Kai’s still gurgling, and Grandma gets a little impatient and tells him in Mandarin and Taiwanese to “quickly go to sleep”. She sings another few bars, and then says again “go to sleep, go to sleep”.

The patting becomes erratic and the singing stops, but the verbal urging picks up and Grandma says, “Come on Kai, go to sleep, go to sleep”, and starts to snort loudly and sharply in between saying “go to sleep”.

This snorting startles me for a few seconds before I realise she’s merely trying to mimic snoring in the hope that Kai picks up the cue, since he’s already missed the verbal and singing ones.

The snorting continues for a few minutes as I listen in, trying to control my laughter. Then abrubtly, it stops, and I hear in Mandarin a very resigned, “OK, since you don’t want to sleep, so be it. Grandma wants to sleep”.

Within seconds, real snoring is heard – a lot more rhythmic than the imitation ones, and in several more minutes, Kai stops gurgling. Some more rustling is heard, then all becomes quiet.

Goodbye Ah Mah

My Ah Mah, my maternal grandmother, used to sew pyjamas and quilts for every single one of her twenty odd (or is it thirty odd) grandchildren.
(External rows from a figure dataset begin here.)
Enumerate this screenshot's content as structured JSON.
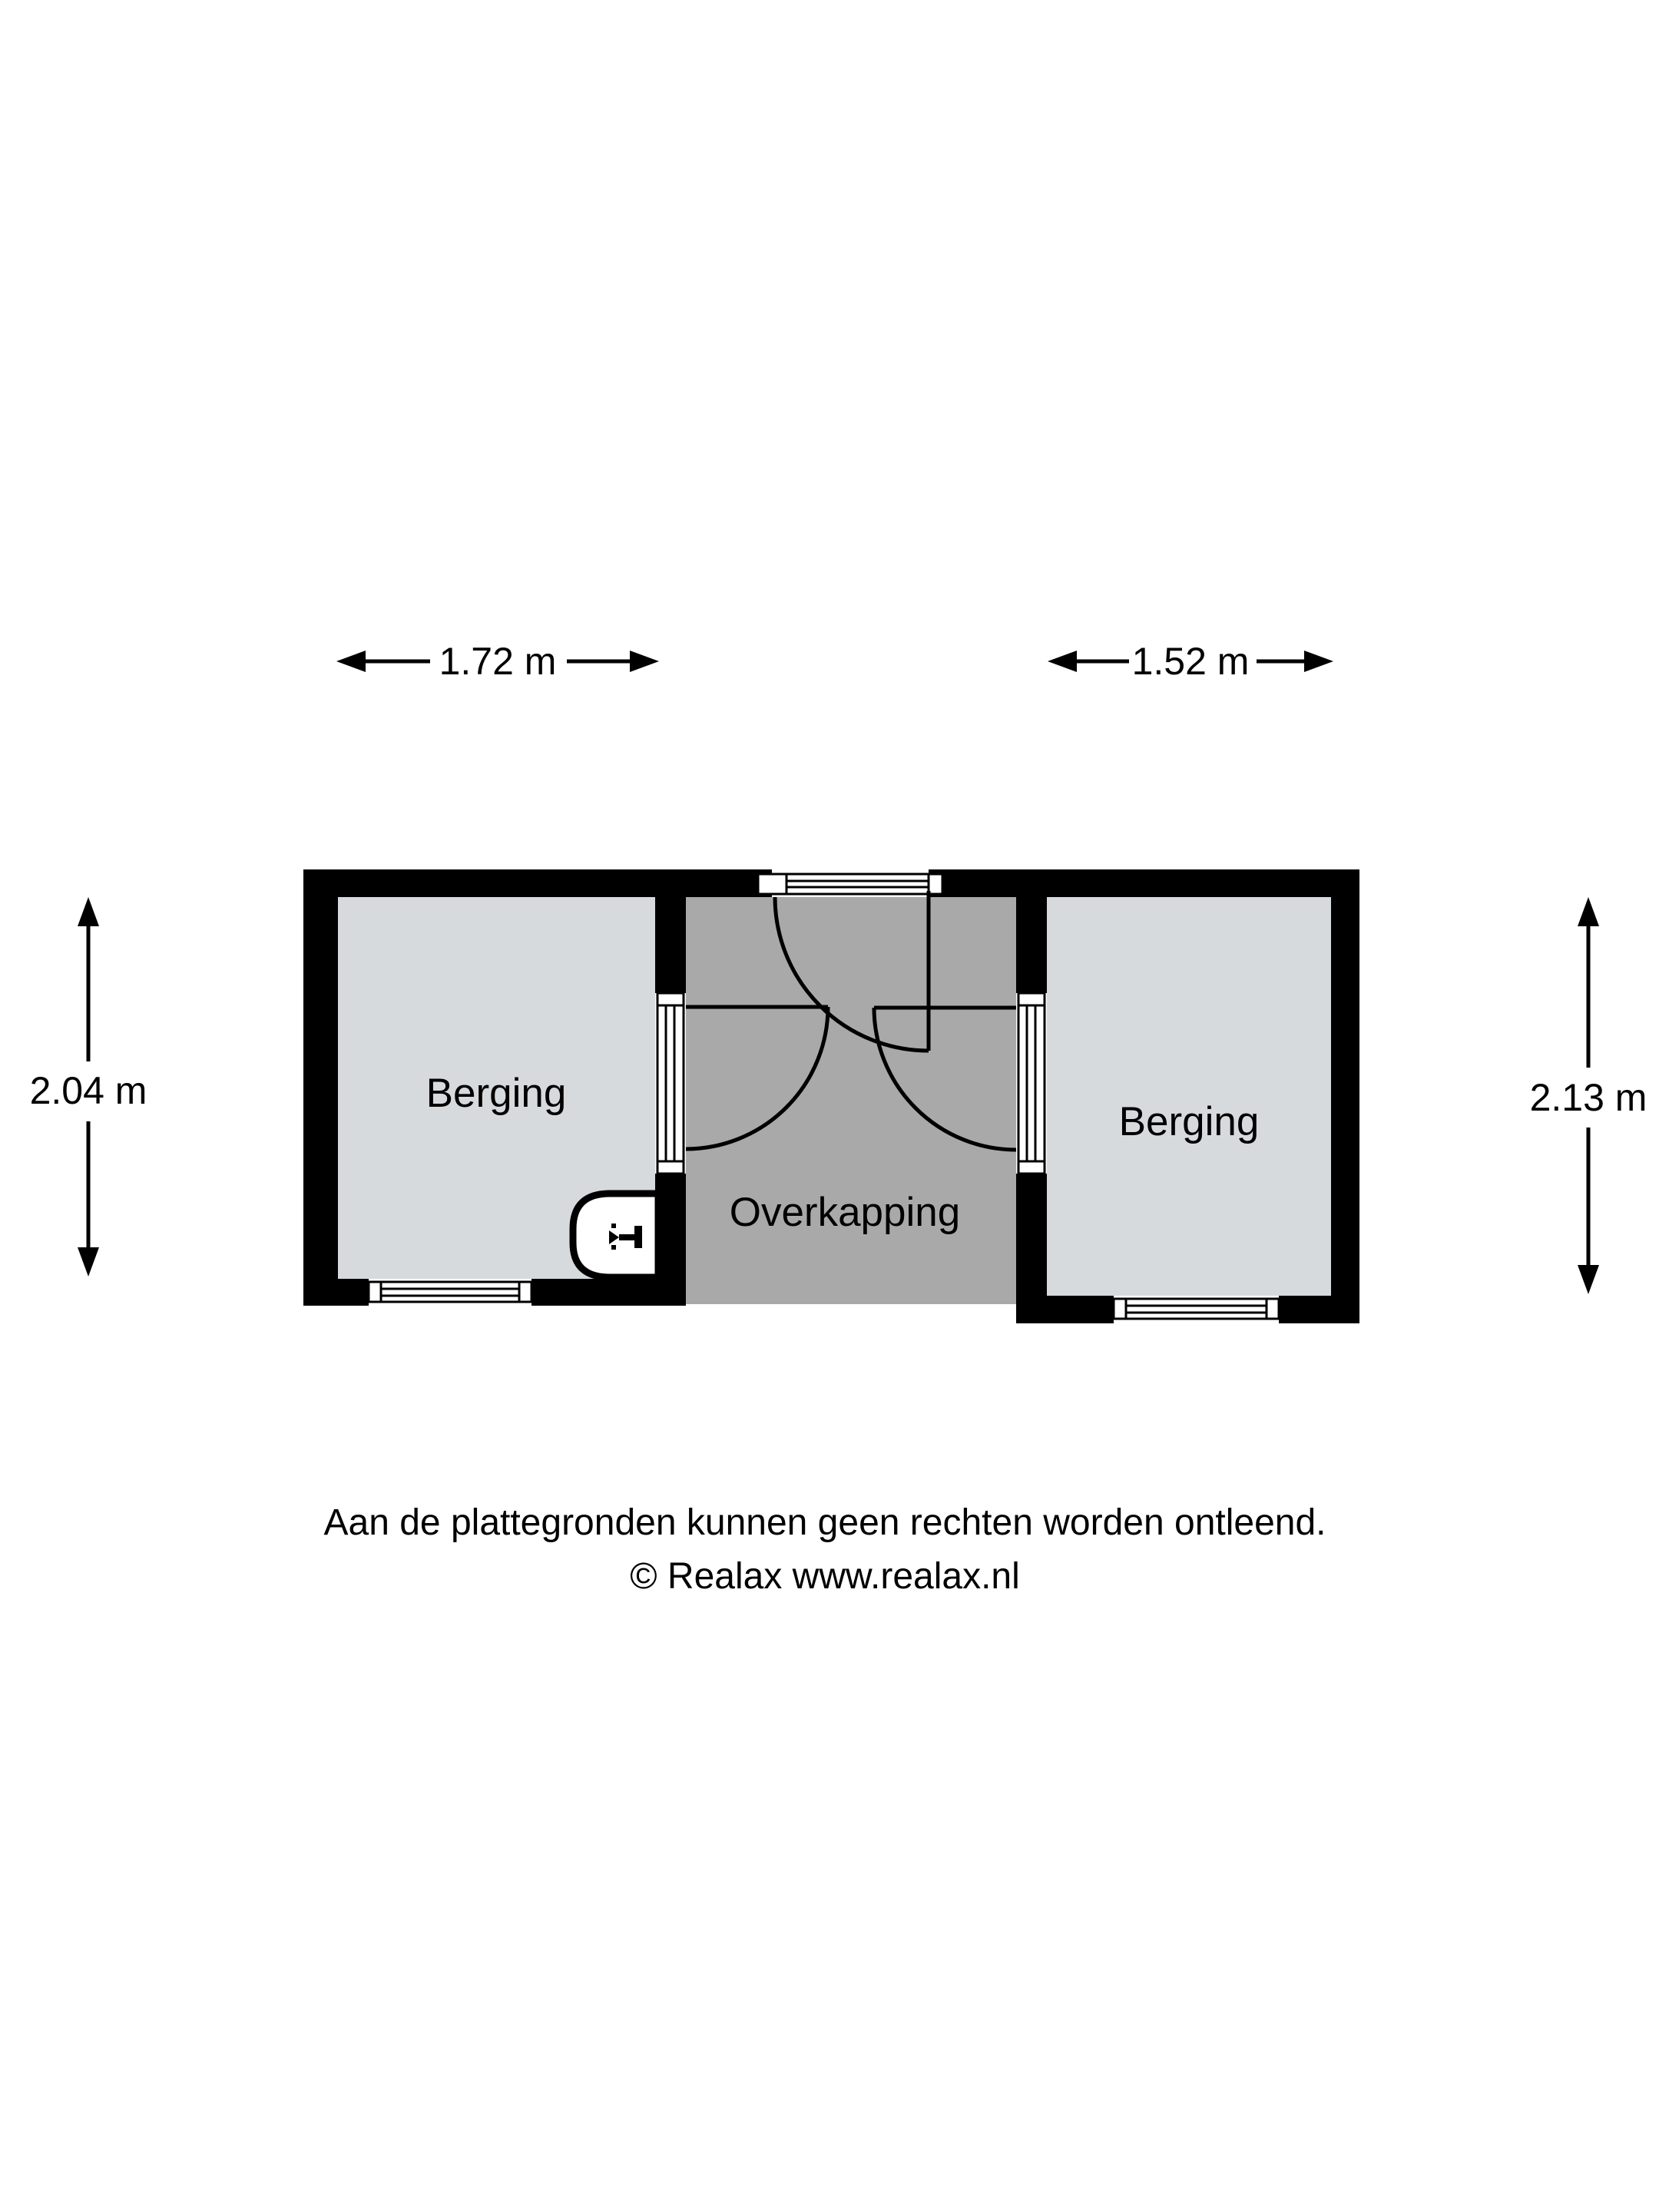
{
  "rooms": {
    "left": {
      "label": "Berging"
    },
    "middle": {
      "label": "Overkapping"
    },
    "right": {
      "label": "Berging"
    }
  },
  "dimensions": {
    "top_left": "1.72 m",
    "top_right": "1.52 m",
    "left": "2.04 m",
    "right": "2.13 m"
  },
  "footer": {
    "disclaimer": "Aan de plattegronden kunnen geen rechten worden ontleend.",
    "copyright": "© Realax www.realax.nl"
  },
  "icons": {
    "fixture": "water-tap-icon"
  },
  "colors": {
    "wall": "#000000",
    "room_fill": "#d7dadd",
    "canopy_fill": "#a9a9a9",
    "line": "#000000",
    "background": "#ffffff"
  }
}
She’d buy yards and yards of fabric every year, and when we’d go visit her in Seremban, we’d come home with a new pair of jammies, knowing that every cousin would be kitted in identical jammies that year.

It was 1981 and the last pair I got before I was too old for pyjamas was the most embarrassing pair of mickey and minnie pyjamas a boy could ever be caught wearing when visitors came to the house later than usual.

Ah Mah spoke no English and very very few words of Mandarin. She could yell a lot in Hokkien, and in that household my mother grew up in, you needed a strong pair of lungs to go with the strong pair of hands that held the family of 15 siblings together.

Mission schooling in pre and post-war Malaya meant that a generational gap widened into a cultural and linguistic one as my mum and some of her siblings started going to church and appending Anglo-Celtic-Judaic names to their Hokkien-Chinese ones, which were often mispelled by inept officials at the birth registries (I have an uncle called Lim Songkok).

Grandchildren arrived from the 60s onwards and were christened, named and in the case of my brother and sister and myself, did not (and still do not) understand the complicated hierarchical nomenclature of the many uncles, aunties and cousins. We’d know of an Uncle Michael, who’d be Uncle Number Something to other cousins, or an Auntie Wendy, who’d be Auntie Some Other Number.

Ah Mah on the other hand, had lots of difficulty remembering all our names, and used to complain about my brother’s and my name.

“Haiyah, mm chye simi Benny Kenny lah. An chua sama kio ka Nee Nee lah!” she’d say.

(Haiyah, dunno what Benny, Kenny lah. Why do they have to all sound like Nee Nee lah!)

And as if adopting foreign names wasn’t bad enough, several of my mother’s siblings married outside of the wider Chinese population.

My half-Sephardi Jewish cousins’ names came in for Ah Mah’s shelling too.

“Haiyah, mm chye simi Nathaniel lah. An chua sama kio ka neow neow neow neow lah?”

And my half-Welsh cousins’ names, Teckwyn, Selwyn, Edwyn, Eilwyn and Colwyn…

“An chua sama kio ka win win win win win lah!”

Ah Mah loved every one of her grandkids, and that’s no mean feat – I remember being part of a family photo – of almost every kid and grandkid, numbering up to 50 plus – where the photographer had to cross the street to get everyone in the shot.

That’s like having to run a pyjama factory. And the patchwork quilt that she gave me before I left for Sydney is made of many hexagonal pieces of scrap cloth she’s collected and painstakingly sewn together. It doesn’t look like much, but it does keep the warmth in.

Ah Mah, Madam Chua Chu, passed away last Thursday in Seremban.